Manchester City Council (25 003 714)
Category : Children's care services > Child protection
Decision : Closed after initial enquiries
Decision date : 11 Sep 2025
The Ombudsman's final decision:
Summary: We will not investigate Mr X’s complaint about a child protection conference decision. It is a multiagency organisation which we will not investigate, and he has already had a review conference and another is arranged. Our investigation is unlikely to achieve more.
The complaint
- Mr X says the Council should not have refused his request for an appeal of a Children Protection Conference (CPC) recommendation the Council should have a child protection plan (CPP).
The Ombudsman’s role and powers
- We investigate complaints about ‘maladministration’ and ‘service failure’, which we call ‘fault’. We must also consider whether any fault has had an adverse impact on the person making the complaint, which we call ‘injustice’. We provide a free service, but must use public money carefully. We do not start or continue an investigation if we decide there is no worthwhile outcome achievable by our investigation. (Local Government Act 1974, section 24A(6), as amended, section 34(B))
How I considered this complaint
- I considered information provided by Mr X and the Council’s reply to him.
- I considered the Ombudsman’s Assessment Code.
My assessment
- Mr X says the Council held a CPC for his family in February 2025. He says he challenged this CPC and the Council held a new CPC in April. He says it then held a review CPC in August and another one is set for October.
- Mr X challenged on multiple grounds, the April 2025 CPC decision to recommend a CPP. The Children’s Safeguarding Review Services considered this and in May told Mr X it would not uphold his appeal.

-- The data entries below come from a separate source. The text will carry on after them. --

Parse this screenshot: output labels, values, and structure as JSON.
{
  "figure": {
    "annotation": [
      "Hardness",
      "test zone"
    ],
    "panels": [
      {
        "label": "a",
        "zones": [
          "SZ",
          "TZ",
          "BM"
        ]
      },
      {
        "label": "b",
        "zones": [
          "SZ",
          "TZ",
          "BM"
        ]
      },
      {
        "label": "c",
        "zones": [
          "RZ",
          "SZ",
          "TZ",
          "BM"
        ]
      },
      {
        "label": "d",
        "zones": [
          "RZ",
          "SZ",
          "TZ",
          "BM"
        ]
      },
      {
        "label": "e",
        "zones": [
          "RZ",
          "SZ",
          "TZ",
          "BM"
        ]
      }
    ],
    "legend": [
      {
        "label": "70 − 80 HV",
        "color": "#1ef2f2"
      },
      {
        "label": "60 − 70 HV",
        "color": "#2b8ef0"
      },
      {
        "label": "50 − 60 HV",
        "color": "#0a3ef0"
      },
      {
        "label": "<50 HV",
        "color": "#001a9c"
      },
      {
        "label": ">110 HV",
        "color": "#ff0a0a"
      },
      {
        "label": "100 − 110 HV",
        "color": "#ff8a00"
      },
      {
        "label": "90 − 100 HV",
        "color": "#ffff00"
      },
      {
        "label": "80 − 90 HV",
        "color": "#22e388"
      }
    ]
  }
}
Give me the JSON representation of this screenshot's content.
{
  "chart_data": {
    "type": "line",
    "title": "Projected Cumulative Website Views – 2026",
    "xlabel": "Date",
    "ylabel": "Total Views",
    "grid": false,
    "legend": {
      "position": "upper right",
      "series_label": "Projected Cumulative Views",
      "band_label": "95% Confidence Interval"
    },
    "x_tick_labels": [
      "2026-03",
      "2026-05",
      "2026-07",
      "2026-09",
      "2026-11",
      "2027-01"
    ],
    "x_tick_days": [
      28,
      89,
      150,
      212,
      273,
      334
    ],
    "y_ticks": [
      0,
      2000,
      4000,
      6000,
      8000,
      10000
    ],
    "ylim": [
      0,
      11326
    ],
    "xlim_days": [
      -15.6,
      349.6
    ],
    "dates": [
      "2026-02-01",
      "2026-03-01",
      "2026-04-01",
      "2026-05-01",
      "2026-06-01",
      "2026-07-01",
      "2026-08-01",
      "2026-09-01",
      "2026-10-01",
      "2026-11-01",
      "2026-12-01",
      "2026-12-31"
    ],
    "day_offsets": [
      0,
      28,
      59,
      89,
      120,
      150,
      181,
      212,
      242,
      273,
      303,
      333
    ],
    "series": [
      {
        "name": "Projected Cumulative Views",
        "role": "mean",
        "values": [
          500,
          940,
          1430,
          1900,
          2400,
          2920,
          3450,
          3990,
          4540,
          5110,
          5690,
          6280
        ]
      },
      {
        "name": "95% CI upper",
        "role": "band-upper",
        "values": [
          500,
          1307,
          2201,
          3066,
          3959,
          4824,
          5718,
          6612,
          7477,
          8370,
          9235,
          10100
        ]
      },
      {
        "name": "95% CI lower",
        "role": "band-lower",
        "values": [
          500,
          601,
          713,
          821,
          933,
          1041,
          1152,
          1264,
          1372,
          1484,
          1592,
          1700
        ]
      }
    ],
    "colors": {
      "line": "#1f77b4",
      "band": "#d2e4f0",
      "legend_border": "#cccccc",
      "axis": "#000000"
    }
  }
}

Mr X disagrees. He says his appeal meets the policy and procedure and the appeal decision does not.
- A CPC decision is not one we can investigate. These decisions are made by multiagency organisations and not the Council. The CPC recommends to the Council that it should have a CPP. The Council then has to decide whether to accept that recommendation. We can consider that decision however here we will not. If we were to decide the Council’s decision had been made with fault, the likely recommendation we would make would be to hold a review CPC. Mr X has already had one review CPC since the decision he disputes and another is arranged. Our investigation is unlikely to achieve more than this.
Final decision
- We will not investigate Mr X’s complaint because there is no worthwhile outcome achievable.